Are domestic felines the only ones who respond to catnip?

No. Some of the large cats, including cougars, bobcats, lions and lynx, respond to nepetalactone as well.

Is it true that cats love having their own salad bars?

Yes, cats naturally crave grasses. Grasses provide roughage and lots of vitamins, especially folic acid. Grasses aid a cat's digestion and assist in removing fur balls.

So you may want to grow some special cat grasses in their garden space, or just leave a patch of about 3 square feet of unmowed grass for them to munch on. They will love eating it and hiding in it.

How can indoor cats benefit from any of this?

For indoor cats, be sure to grow some special cat grasses for them, which will keep them from devouring your house plants, some of which may be poisonous. And grow catnip for them outdoors and present them with a fresh stem every few days. It will have the same euphoric effect as if they were rolling around in it outdoors.

Are there certain plants that should not be planted in the cats' garden space?

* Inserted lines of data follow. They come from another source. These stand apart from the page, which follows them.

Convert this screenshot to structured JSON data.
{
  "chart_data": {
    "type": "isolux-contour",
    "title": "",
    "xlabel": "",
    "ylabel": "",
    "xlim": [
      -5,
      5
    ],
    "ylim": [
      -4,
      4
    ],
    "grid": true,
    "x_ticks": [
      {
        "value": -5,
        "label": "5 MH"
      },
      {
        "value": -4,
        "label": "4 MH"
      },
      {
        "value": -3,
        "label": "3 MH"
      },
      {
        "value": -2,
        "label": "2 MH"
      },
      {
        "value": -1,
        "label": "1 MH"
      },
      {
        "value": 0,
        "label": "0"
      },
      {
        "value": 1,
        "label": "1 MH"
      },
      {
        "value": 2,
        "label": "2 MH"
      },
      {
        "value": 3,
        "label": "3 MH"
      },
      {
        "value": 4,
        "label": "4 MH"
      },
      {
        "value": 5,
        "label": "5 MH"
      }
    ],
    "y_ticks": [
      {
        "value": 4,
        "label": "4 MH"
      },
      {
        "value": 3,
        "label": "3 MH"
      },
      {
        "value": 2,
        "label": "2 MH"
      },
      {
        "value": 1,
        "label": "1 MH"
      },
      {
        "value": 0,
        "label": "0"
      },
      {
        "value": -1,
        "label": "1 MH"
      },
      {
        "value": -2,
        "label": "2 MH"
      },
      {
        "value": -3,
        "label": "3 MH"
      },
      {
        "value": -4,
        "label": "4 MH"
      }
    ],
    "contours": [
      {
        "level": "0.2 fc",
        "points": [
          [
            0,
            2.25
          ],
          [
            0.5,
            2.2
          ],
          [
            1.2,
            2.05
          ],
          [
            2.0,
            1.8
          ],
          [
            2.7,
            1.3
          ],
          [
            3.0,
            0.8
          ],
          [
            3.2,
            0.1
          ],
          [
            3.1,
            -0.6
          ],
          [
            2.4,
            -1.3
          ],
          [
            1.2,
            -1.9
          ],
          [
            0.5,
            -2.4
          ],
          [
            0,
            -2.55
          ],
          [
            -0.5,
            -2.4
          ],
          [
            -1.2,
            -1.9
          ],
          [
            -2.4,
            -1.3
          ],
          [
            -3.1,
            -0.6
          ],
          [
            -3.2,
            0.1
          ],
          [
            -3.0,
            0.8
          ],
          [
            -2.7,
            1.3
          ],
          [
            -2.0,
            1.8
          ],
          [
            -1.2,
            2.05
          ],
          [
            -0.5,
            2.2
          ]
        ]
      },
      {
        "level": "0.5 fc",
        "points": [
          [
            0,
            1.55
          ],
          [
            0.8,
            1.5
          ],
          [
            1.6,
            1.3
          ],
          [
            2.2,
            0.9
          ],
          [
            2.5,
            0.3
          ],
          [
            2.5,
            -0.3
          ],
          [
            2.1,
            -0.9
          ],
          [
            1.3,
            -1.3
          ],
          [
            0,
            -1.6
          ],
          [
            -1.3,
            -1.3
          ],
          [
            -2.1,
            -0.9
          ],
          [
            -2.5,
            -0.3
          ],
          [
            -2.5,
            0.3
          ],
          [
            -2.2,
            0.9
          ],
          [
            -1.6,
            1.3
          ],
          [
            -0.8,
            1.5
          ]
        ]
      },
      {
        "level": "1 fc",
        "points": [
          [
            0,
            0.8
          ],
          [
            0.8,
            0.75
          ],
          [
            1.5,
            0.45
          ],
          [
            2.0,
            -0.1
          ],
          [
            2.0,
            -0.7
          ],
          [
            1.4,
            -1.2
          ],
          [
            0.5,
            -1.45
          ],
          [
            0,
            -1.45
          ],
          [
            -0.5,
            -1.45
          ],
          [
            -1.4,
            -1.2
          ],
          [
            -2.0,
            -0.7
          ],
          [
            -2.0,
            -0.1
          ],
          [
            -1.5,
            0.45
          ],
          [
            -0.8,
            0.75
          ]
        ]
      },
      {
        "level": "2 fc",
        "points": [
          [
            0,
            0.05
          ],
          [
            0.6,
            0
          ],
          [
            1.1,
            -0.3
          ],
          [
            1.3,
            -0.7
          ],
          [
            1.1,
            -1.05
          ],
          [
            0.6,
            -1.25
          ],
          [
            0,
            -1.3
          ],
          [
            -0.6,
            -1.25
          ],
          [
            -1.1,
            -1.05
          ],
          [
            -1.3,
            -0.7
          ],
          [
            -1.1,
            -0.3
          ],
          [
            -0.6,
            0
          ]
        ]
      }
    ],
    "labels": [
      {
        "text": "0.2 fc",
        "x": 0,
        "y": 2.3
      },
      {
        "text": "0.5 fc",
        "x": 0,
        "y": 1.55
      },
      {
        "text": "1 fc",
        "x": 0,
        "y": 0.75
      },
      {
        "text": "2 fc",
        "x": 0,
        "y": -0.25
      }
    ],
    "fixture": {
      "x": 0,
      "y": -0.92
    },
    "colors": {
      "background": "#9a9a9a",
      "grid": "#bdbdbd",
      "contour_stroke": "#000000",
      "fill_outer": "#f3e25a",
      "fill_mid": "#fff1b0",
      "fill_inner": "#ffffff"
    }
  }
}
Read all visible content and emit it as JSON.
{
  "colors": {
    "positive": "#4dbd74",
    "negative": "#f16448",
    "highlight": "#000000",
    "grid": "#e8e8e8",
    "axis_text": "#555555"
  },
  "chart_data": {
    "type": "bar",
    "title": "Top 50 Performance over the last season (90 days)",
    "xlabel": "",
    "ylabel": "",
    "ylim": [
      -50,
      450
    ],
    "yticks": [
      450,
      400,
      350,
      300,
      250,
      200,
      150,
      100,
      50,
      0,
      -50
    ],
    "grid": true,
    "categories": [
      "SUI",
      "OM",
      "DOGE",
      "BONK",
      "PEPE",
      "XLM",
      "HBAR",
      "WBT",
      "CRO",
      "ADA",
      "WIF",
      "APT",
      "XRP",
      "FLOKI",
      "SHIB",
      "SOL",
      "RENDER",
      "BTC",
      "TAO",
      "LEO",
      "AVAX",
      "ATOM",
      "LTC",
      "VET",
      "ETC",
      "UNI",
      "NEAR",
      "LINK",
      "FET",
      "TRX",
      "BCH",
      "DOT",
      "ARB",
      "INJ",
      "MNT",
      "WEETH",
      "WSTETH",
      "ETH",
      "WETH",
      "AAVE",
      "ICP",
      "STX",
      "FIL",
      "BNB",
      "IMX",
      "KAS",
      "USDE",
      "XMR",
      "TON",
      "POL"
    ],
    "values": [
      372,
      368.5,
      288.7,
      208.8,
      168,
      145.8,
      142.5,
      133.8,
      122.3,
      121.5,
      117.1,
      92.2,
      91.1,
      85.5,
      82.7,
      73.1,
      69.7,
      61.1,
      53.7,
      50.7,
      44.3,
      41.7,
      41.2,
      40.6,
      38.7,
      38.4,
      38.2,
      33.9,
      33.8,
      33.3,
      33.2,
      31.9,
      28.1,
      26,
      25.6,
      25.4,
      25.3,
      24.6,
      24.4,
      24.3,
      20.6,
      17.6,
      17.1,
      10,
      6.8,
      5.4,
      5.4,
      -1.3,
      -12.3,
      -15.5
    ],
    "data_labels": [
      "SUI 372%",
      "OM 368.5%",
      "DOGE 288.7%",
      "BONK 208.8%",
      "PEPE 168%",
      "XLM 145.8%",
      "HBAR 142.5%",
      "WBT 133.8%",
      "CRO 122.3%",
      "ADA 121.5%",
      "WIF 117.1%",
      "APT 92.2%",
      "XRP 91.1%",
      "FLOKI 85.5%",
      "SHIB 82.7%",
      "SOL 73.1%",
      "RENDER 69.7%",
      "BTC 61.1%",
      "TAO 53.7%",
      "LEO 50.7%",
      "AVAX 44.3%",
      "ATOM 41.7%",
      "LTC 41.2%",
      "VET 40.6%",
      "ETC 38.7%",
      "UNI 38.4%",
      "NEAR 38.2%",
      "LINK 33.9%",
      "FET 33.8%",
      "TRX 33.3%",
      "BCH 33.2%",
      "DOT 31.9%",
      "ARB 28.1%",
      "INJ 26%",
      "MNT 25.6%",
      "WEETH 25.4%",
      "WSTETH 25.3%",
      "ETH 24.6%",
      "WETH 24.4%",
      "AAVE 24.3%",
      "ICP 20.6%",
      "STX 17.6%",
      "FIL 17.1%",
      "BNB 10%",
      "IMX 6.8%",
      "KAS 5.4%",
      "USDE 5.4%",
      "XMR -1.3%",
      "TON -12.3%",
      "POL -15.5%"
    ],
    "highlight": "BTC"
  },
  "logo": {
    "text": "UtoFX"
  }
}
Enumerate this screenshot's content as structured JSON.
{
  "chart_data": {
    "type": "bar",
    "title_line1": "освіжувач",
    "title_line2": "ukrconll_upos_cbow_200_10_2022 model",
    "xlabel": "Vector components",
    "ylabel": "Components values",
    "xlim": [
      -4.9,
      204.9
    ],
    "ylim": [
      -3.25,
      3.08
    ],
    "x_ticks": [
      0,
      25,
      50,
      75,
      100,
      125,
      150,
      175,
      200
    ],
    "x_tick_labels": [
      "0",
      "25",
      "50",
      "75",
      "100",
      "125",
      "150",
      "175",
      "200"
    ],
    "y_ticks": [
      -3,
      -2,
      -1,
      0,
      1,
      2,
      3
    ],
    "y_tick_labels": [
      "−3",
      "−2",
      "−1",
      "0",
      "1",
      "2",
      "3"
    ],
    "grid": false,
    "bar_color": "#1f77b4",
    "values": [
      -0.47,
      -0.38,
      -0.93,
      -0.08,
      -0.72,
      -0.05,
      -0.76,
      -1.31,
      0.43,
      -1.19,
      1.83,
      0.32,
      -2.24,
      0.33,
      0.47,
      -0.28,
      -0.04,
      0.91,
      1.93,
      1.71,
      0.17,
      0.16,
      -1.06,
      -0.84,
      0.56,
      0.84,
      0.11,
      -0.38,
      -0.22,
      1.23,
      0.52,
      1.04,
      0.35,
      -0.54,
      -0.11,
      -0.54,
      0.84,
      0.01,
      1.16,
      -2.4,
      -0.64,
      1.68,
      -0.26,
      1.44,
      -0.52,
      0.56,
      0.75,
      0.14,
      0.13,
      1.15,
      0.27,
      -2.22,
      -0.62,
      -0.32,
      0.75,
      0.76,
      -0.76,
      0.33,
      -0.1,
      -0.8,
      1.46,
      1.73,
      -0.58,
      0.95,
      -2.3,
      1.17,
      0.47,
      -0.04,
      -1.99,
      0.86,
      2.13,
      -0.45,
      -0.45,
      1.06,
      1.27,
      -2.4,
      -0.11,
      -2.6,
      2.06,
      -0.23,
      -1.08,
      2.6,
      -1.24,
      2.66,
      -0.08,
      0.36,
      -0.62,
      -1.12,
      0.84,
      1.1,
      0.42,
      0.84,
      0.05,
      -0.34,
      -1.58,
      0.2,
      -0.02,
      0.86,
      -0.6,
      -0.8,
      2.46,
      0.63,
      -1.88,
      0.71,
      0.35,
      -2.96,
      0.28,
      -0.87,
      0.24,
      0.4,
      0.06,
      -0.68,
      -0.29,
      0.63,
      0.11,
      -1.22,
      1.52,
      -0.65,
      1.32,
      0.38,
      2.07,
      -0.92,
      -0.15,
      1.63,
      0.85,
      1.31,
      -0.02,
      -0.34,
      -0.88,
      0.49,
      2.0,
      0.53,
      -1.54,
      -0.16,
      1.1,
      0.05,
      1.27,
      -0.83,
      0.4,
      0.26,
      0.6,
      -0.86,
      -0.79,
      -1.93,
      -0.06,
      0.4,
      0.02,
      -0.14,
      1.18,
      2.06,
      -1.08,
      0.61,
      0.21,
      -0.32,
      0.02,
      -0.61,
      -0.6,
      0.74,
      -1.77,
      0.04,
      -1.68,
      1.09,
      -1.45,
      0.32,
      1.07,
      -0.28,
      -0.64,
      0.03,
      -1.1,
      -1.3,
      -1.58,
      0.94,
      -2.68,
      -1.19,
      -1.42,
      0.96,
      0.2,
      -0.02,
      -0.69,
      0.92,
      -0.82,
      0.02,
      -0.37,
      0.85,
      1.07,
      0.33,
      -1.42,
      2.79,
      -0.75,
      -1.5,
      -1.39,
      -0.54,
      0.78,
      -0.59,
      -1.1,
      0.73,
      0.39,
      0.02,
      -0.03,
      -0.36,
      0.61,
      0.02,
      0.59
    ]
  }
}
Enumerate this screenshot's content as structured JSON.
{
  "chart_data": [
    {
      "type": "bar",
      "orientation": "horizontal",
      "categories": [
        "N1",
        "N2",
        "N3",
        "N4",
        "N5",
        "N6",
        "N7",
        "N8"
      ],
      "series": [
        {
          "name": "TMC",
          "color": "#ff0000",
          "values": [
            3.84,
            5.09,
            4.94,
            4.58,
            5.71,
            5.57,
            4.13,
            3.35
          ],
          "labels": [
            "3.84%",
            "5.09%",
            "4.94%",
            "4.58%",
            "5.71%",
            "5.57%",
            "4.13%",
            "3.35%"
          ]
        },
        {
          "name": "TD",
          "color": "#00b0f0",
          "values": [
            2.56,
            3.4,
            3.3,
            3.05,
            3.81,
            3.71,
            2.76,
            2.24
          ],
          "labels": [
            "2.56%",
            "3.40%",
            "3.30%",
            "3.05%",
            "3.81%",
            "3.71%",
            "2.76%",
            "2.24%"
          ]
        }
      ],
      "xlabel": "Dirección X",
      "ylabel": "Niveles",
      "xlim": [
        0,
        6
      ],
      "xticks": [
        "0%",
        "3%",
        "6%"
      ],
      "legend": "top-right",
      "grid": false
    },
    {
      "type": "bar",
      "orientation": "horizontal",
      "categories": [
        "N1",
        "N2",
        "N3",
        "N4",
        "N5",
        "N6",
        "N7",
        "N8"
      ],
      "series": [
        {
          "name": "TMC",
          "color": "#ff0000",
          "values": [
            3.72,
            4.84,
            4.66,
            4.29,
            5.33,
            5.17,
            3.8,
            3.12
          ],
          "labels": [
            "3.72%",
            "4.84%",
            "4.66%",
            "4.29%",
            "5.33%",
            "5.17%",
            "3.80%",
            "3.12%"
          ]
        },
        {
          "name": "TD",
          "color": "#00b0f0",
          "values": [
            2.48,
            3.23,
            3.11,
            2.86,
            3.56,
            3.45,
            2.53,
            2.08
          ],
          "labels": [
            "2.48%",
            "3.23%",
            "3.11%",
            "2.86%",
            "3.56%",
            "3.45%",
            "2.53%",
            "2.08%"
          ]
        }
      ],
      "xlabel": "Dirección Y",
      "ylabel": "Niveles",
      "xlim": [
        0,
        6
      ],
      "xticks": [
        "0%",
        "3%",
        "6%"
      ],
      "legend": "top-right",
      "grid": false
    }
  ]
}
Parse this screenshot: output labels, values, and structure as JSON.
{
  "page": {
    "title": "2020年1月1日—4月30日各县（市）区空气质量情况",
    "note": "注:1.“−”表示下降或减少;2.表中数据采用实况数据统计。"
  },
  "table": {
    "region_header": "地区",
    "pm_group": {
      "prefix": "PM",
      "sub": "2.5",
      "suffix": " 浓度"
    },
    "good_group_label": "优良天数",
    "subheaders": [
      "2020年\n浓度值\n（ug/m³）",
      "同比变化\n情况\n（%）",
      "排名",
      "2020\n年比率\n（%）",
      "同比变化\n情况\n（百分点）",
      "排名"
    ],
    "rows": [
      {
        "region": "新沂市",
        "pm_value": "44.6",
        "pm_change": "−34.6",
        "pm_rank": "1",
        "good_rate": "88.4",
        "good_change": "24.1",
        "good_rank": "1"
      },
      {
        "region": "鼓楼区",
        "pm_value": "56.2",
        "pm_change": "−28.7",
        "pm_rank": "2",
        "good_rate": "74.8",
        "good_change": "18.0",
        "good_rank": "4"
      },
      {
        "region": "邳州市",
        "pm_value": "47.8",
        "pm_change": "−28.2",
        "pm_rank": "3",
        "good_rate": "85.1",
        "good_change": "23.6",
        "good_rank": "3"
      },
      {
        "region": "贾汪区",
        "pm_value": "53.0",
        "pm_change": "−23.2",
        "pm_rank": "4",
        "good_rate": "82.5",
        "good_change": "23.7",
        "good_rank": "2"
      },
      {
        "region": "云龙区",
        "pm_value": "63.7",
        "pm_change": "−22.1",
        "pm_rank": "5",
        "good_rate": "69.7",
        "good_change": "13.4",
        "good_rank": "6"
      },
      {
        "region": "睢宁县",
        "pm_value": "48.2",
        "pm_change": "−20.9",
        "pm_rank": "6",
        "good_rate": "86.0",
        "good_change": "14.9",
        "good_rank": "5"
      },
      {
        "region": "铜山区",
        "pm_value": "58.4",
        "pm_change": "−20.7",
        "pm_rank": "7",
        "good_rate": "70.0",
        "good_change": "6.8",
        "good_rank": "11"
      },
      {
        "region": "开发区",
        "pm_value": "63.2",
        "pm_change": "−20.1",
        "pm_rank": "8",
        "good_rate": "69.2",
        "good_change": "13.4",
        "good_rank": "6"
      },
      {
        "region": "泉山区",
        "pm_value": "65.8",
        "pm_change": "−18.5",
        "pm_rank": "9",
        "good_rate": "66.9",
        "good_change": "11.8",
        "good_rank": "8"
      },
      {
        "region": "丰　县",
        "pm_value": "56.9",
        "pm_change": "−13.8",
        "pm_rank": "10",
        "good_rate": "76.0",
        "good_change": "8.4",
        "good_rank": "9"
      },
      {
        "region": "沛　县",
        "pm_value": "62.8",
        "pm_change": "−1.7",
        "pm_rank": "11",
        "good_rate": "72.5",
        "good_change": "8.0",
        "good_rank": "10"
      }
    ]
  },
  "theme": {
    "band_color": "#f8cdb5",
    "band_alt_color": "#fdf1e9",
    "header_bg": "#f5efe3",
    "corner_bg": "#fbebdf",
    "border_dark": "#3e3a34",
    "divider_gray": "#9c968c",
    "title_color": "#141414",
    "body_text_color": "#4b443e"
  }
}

Yes. Plants that can be poisonous to cats should be avoided. They include azaleas, chrysanthemums, daffodils, hydrangeas, iris, ivy, lantana, marigolds, and wisteria. Tiger lilies are particularly poisonous to cats, and can cause death.

Sometimes gardeners want to keep cats out of their yards. What can they do to keep them away?

There are several natural cat repellents that are safe and easy to use. For example, spraying a vinegar-and-water solution around the base of your acid-loving plants or putting lemon and orange peels around your plants will keep cats away. Putting pebbles, gravel, or small, upright twigs among your plants will also keep their sensitive paws away. Some plants such as the scented geranium, the mosquito plant, and citronella, will also deter cats.

The best choice is a coleus nicknamed "Scaredy Cat" (Coleus canina). It's a bit pricey but its strong aroma, which is triggered by touch or the sun, keeps cats-and dogs-away. You can plant it in a container and then move it around the garden, protecting different areas of the garden from animals. It has clusters of blue flowers that also give off the strong aroma.